Asats Are Pandora’s Box
Jim Hackett’s letter, “Obsolete Arguments,” [April 18, p. 18] takes a page out of a familiar political playbook: Charge the other guy with the felony you are committing.
Anti-satellite (Asat) tests were part of the Cold War competition between the United States and the Soviet Union. The last Cold War test of an Asat occurred two decades ago. Today, the United States has never had it so good in space. We have the most to gain if we do not initiate a new round of Asat tests, and we have the most to lose if we open up this Pandora’s box. So who in this debate is using obsolete arguments?
As for the Kinetic Energy anti-satellite weapon (KE-Asat), there is no way to make a silk purse out of this sow’s ear. When one space object is traveling at 10 kilometers per second and another seeks to collide with it, a big mess will be created — whether or not one of the colliding objects is in the shape of a giant Kevlar flyswatter.
Hackett’s assertion that the old KE-Asat design would disrupt another satellite’s activities “without creating large amounts of debris” is false, which is one of the reasons why the Pentagon’s preference is to employ temporary and reversible Asat effects. It is impossible for a KE-Asat to be “specifically designed to avoid creating space debris,” as Hackett argues in his letter.

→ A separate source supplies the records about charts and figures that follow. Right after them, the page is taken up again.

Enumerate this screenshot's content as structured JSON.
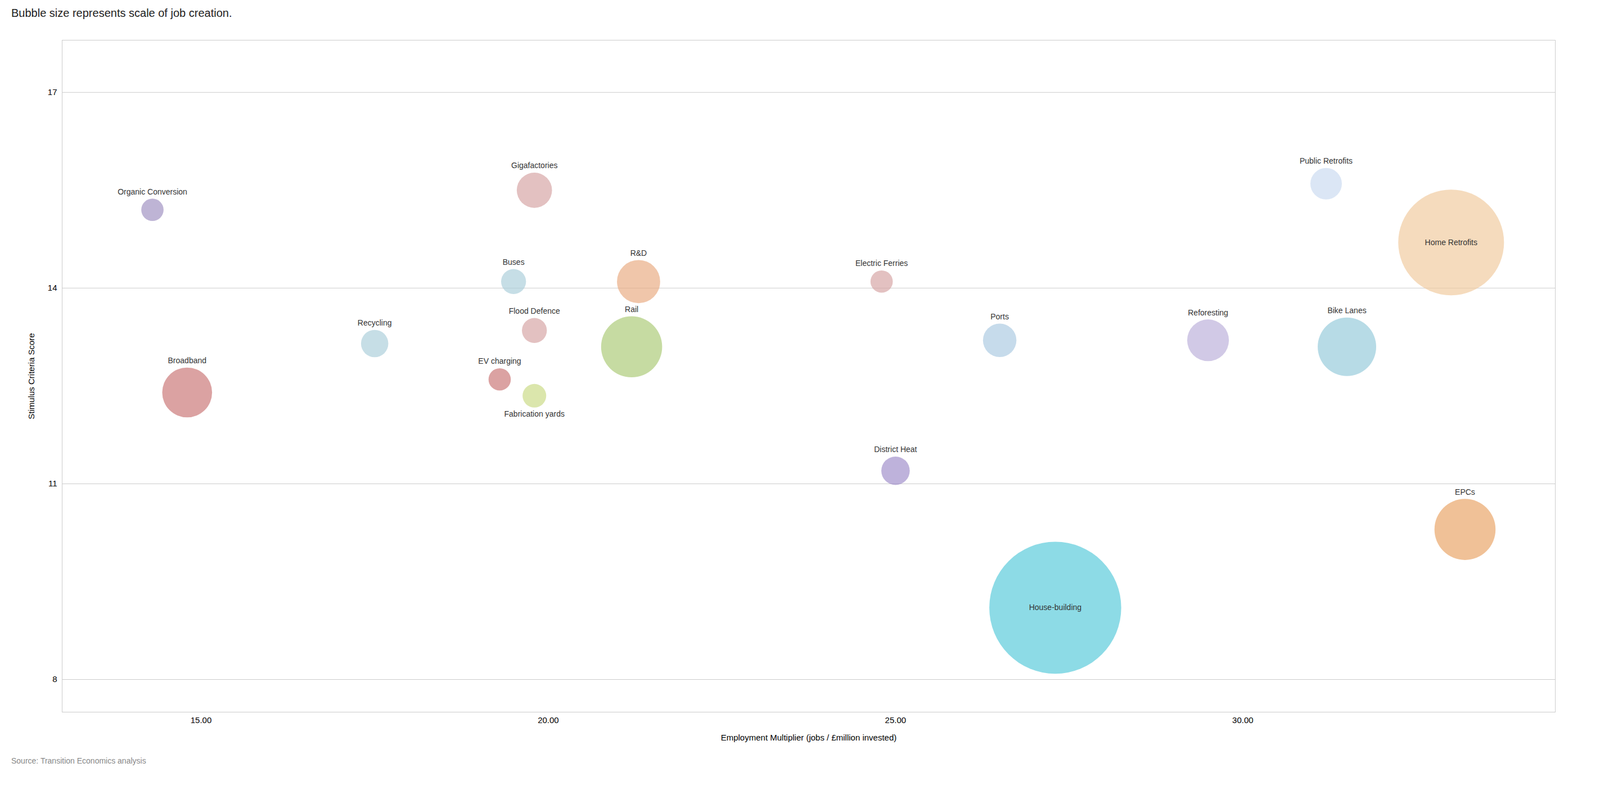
{
  "chart_data": {
    "type": "bubble",
    "title": "Bubble size represents scale of job creation.",
    "xlabel": "Employment Multiplier (jobs / £million invested)",
    "ylabel": "Stimulus Criteria Score",
    "source": "Source: Transition Economics analysis",
    "xlim": [
      13.0,
      34.5
    ],
    "ylim": [
      7.5,
      17.8
    ],
    "xticks": [
      {
        "value": 15.0,
        "label": "15.00"
      },
      {
        "value": 20.0,
        "label": "20.00"
      },
      {
        "value": 25.0,
        "label": "25.00"
      },
      {
        "value": 30.0,
        "label": "30.00"
      }
    ],
    "yticks": [
      8,
      11,
      14,
      17
    ],
    "grid": true,
    "labels": [
      "Organic Conversion",
      "Gigafactories",
      "Buses",
      "R&D",
      "Flood Defence",
      "Rail",
      "Recycling",
      "EV charging",
      "Broadband",
      "Fabrication yards",
      "Electric Ferries",
      "Ports",
      "District Heat",
      "House-building",
      "Reforesting",
      "Bike Lanes",
      "Public Retrofits",
      "Home Retrofits",
      "EPCs"
    ],
    "x": [
      14.3,
      19.8,
      19.5,
      21.3,
      19.8,
      21.2,
      17.5,
      19.3,
      14.8,
      19.8,
      24.8,
      26.5,
      25.0,
      27.3,
      29.5,
      31.5,
      31.2,
      33.0,
      33.2
    ],
    "y": [
      15.2,
      15.5,
      14.1,
      14.1,
      13.35,
      13.1,
      13.15,
      12.6,
      12.4,
      12.35,
      14.1,
      13.2,
      11.2,
      9.1,
      13.2,
      13.1,
      15.6,
      14.7,
      10.3
    ],
    "sizes": [
      80,
      200,
      100,
      300,
      100,
      600,
      120,
      80,
      400,
      90,
      80,
      180,
      130,
      2800,
      280,
      550,
      160,
      1800,
      600
    ],
    "colors": [
      "#9b8cbf",
      "#d4a0a0",
      "#a8ccd8",
      "#e8a87c",
      "#d4a0a0",
      "#a8c870",
      "#a8ccd8",
      "#c87070",
      "#c87070",
      "#c8d880",
      "#d4a0a0",
      "#a8c8e0",
      "#9b88c8",
      "#50c8d8",
      "#b8acd8",
      "#90c8d8",
      "#c8d8f0",
      "#f0c89a",
      "#e8a060"
    ]
  }
}
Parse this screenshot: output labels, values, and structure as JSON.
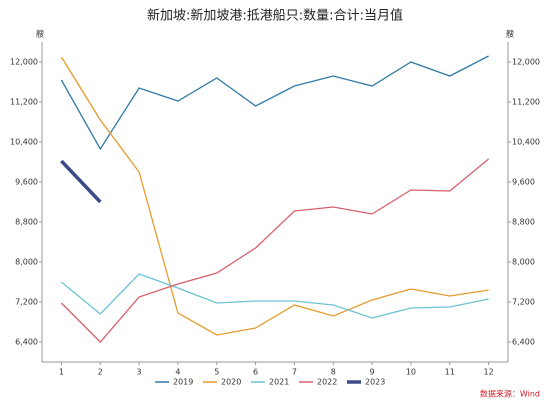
{
  "chart_data": {
    "type": "line",
    "title": "新加坡:新加坡港:抵港船只:数量:合计:当月值",
    "y_label": "艘",
    "y2_label": "艘",
    "source": "数据来源：Wind",
    "categories": [
      "1",
      "2",
      "3",
      "4",
      "5",
      "6",
      "7",
      "8",
      "9",
      "10",
      "11",
      "12"
    ],
    "series": [
      {
        "name": "2019",
        "color": "#2f7aa6",
        "values": [
          11640,
          10260,
          11480,
          11220,
          11680,
          11120,
          11520,
          11720,
          11520,
          12000,
          11720,
          12120
        ]
      },
      {
        "name": "2020",
        "color": "#e89a2c",
        "values": [
          12100,
          10840,
          9800,
          6980,
          6540,
          6680,
          7140,
          6920,
          7240,
          7460,
          7320,
          7440
        ]
      },
      {
        "name": "2021",
        "color": "#6cc3d3",
        "values": [
          7600,
          6960,
          7760,
          7480,
          7180,
          7220,
          7220,
          7140,
          6880,
          7080,
          7100,
          7260
        ]
      },
      {
        "name": "2022",
        "color": "#d8606b",
        "values": [
          7180,
          6400,
          7300,
          7560,
          7780,
          8280,
          9020,
          9100,
          8960,
          9440,
          9420,
          10060
        ]
      },
      {
        "name": "2023",
        "color": "#3b4c86",
        "values": [
          10020,
          9200,
          null,
          null,
          null,
          null,
          null,
          null,
          null,
          null,
          null,
          null
        ]
      }
    ],
    "ylim": [
      6000,
      12400
    ],
    "yticks": [
      {
        "value": 6400,
        "label": "6,400"
      },
      {
        "value": 7200,
        "label": "7,200"
      },
      {
        "value": 8000,
        "label": "8,000"
      },
      {
        "value": 8800,
        "label": "8,800"
      },
      {
        "value": 9600,
        "label": "9,600"
      },
      {
        "value": 10400,
        "label": "10,400"
      },
      {
        "value": 11200,
        "label": "11,200"
      },
      {
        "value": 12000,
        "label": "12,000"
      }
    ],
    "y2lim": [
      6000,
      12400
    ],
    "y2ticks": [
      {
        "value": 6400,
        "label": "6,400"
      },
      {
        "value": 7200,
        "label": "7,200"
      },
      {
        "value": 8000,
        "label": "8,000"
      },
      {
        "value": 8800,
        "label": "8,800"
      },
      {
        "value": 9600,
        "label": "9,600"
      },
      {
        "value": 10400,
        "label": "10,400"
      },
      {
        "value": 11200,
        "label": "11,200"
      },
      {
        "value": 12000,
        "label": "12,000"
      }
    ],
    "grid": false,
    "legend": "bottom"
  }
}
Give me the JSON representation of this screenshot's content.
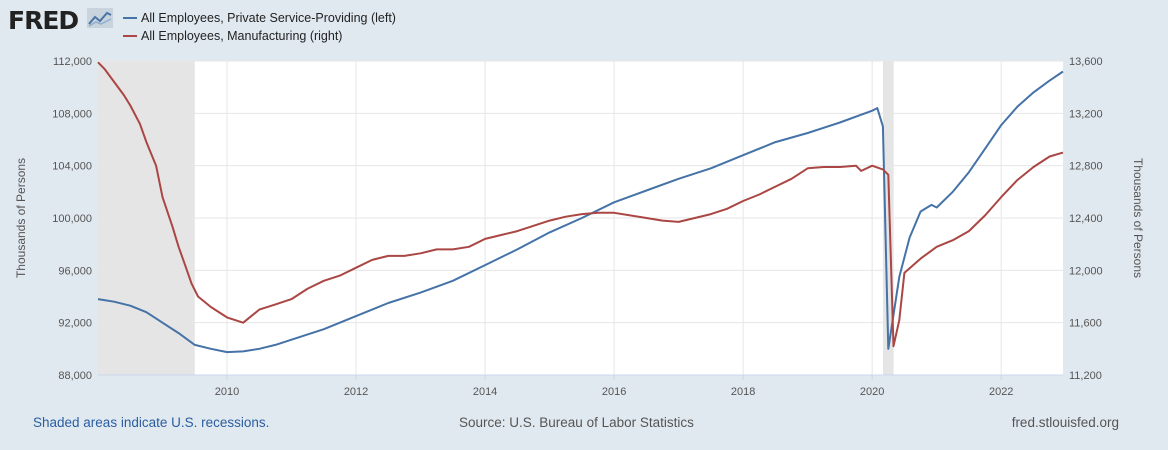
{
  "header": {
    "logo_text": "FRED",
    "logo_icon": "fred-graph-icon"
  },
  "footer": {
    "recession_note": "Shaded areas indicate U.S. recessions.",
    "source": "Source: U.S. Bureau of Labor Statistics",
    "url": "fred.stlouisfed.org"
  },
  "chart_data": {
    "type": "line",
    "title": "",
    "xlabel": "",
    "ylabel_left": "Thousands of Persons",
    "ylabel_right": "Thousands of Persons",
    "xlim": [
      2008.0,
      2022.958
    ],
    "ylim_left": [
      88000,
      112000
    ],
    "ylim_right": [
      11200,
      13600
    ],
    "x_ticks": [
      2010,
      2012,
      2014,
      2016,
      2018,
      2020,
      2022
    ],
    "x_tick_labels": [
      "2010",
      "2012",
      "2014",
      "2016",
      "2018",
      "2020",
      "2022"
    ],
    "y_left_ticks": [
      88000,
      92000,
      96000,
      100000,
      104000,
      108000,
      112000
    ],
    "y_left_tick_labels": [
      "88,000",
      "92,000",
      "96,000",
      "100,000",
      "104,000",
      "108,000",
      "112,000"
    ],
    "y_right_ticks": [
      11200,
      11600,
      12000,
      12400,
      12800,
      13200,
      13600
    ],
    "y_right_tick_labels": [
      "11,200",
      "11,600",
      "12,000",
      "12,400",
      "12,800",
      "13,200",
      "13,600"
    ],
    "grid": true,
    "legend_placement": "top-left",
    "recessions": [
      [
        2008.0,
        2009.5
      ],
      [
        2020.167,
        2020.333
      ]
    ],
    "series": [
      {
        "name": "All Employees, Private Service-Providing (left)",
        "axis": "left",
        "color": "#4572a7",
        "points": [
          [
            2008.0,
            93800
          ],
          [
            2008.25,
            93600
          ],
          [
            2008.5,
            93300
          ],
          [
            2008.75,
            92800
          ],
          [
            2009.0,
            92000
          ],
          [
            2009.25,
            91200
          ],
          [
            2009.5,
            90300
          ],
          [
            2009.75,
            90000
          ],
          [
            2010.0,
            89750
          ],
          [
            2010.25,
            89800
          ],
          [
            2010.5,
            90000
          ],
          [
            2010.75,
            90300
          ],
          [
            2011.0,
            90700
          ],
          [
            2011.5,
            91500
          ],
          [
            2012.0,
            92500
          ],
          [
            2012.5,
            93500
          ],
          [
            2013.0,
            94300
          ],
          [
            2013.5,
            95200
          ],
          [
            2014.0,
            96400
          ],
          [
            2014.5,
            97600
          ],
          [
            2015.0,
            98900
          ],
          [
            2015.5,
            100000
          ],
          [
            2016.0,
            101200
          ],
          [
            2016.5,
            102100
          ],
          [
            2017.0,
            103000
          ],
          [
            2017.5,
            103800
          ],
          [
            2018.0,
            104800
          ],
          [
            2018.5,
            105800
          ],
          [
            2019.0,
            106500
          ],
          [
            2019.5,
            107300
          ],
          [
            2020.0,
            108200
          ],
          [
            2020.08,
            108400
          ],
          [
            2020.167,
            107000
          ],
          [
            2020.25,
            90000
          ],
          [
            2020.42,
            95500
          ],
          [
            2020.58,
            98500
          ],
          [
            2020.75,
            100500
          ],
          [
            2020.92,
            101000
          ],
          [
            2021.0,
            100800
          ],
          [
            2021.25,
            102000
          ],
          [
            2021.5,
            103500
          ],
          [
            2021.75,
            105300
          ],
          [
            2022.0,
            107100
          ],
          [
            2022.25,
            108500
          ],
          [
            2022.5,
            109600
          ],
          [
            2022.75,
            110500
          ],
          [
            2022.958,
            111200
          ]
        ]
      },
      {
        "name": "All Employees, Manufacturing (right)",
        "axis": "right",
        "color": "#aa4643",
        "points": [
          [
            2008.0,
            13590
          ],
          [
            2008.1,
            13540
          ],
          [
            2008.25,
            13440
          ],
          [
            2008.4,
            13340
          ],
          [
            2008.5,
            13260
          ],
          [
            2008.65,
            13120
          ],
          [
            2008.75,
            12980
          ],
          [
            2008.9,
            12800
          ],
          [
            2009.0,
            12560
          ],
          [
            2009.15,
            12340
          ],
          [
            2009.25,
            12180
          ],
          [
            2009.35,
            12040
          ],
          [
            2009.45,
            11900
          ],
          [
            2009.55,
            11800
          ],
          [
            2009.75,
            11720
          ],
          [
            2010.0,
            11640
          ],
          [
            2010.25,
            11600
          ],
          [
            2010.5,
            11700
          ],
          [
            2010.75,
            11740
          ],
          [
            2011.0,
            11780
          ],
          [
            2011.25,
            11860
          ],
          [
            2011.5,
            11920
          ],
          [
            2011.75,
            11960
          ],
          [
            2012.0,
            12020
          ],
          [
            2012.25,
            12080
          ],
          [
            2012.5,
            12110
          ],
          [
            2012.75,
            12110
          ],
          [
            2013.0,
            12130
          ],
          [
            2013.25,
            12160
          ],
          [
            2013.5,
            12160
          ],
          [
            2013.75,
            12180
          ],
          [
            2014.0,
            12240
          ],
          [
            2014.25,
            12270
          ],
          [
            2014.5,
            12300
          ],
          [
            2014.75,
            12340
          ],
          [
            2015.0,
            12380
          ],
          [
            2015.25,
            12410
          ],
          [
            2015.5,
            12430
          ],
          [
            2015.75,
            12440
          ],
          [
            2016.0,
            12440
          ],
          [
            2016.25,
            12420
          ],
          [
            2016.5,
            12400
          ],
          [
            2016.75,
            12380
          ],
          [
            2017.0,
            12370
          ],
          [
            2017.25,
            12400
          ],
          [
            2017.5,
            12430
          ],
          [
            2017.75,
            12470
          ],
          [
            2018.0,
            12530
          ],
          [
            2018.25,
            12580
          ],
          [
            2018.5,
            12640
          ],
          [
            2018.75,
            12700
          ],
          [
            2019.0,
            12780
          ],
          [
            2019.25,
            12790
          ],
          [
            2019.5,
            12790
          ],
          [
            2019.75,
            12800
          ],
          [
            2019.83,
            12760
          ],
          [
            2020.0,
            12800
          ],
          [
            2020.17,
            12770
          ],
          [
            2020.25,
            12730
          ],
          [
            2020.33,
            11420
          ],
          [
            2020.42,
            11620
          ],
          [
            2020.5,
            11980
          ],
          [
            2020.75,
            12090
          ],
          [
            2021.0,
            12180
          ],
          [
            2021.25,
            12230
          ],
          [
            2021.5,
            12300
          ],
          [
            2021.75,
            12420
          ],
          [
            2022.0,
            12560
          ],
          [
            2022.25,
            12690
          ],
          [
            2022.5,
            12790
          ],
          [
            2022.75,
            12870
          ],
          [
            2022.958,
            12900
          ]
        ]
      }
    ]
  }
}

A direct attack on a satellite, whether by temporary and reversible effects or by kinetic energy, will be a momentous event.
It is unlikely, however, to be an isolated event. We already place heavy burdens on our men and women in uniform. We need to think through in advance what is likely to happen after the first U.S. blow is struck in space.
U.S. advocates of what is euphemistically known as “offensive counter-space” tests and programs have yet to explain how our national and economic security are improved by turning space into a shooting gallery.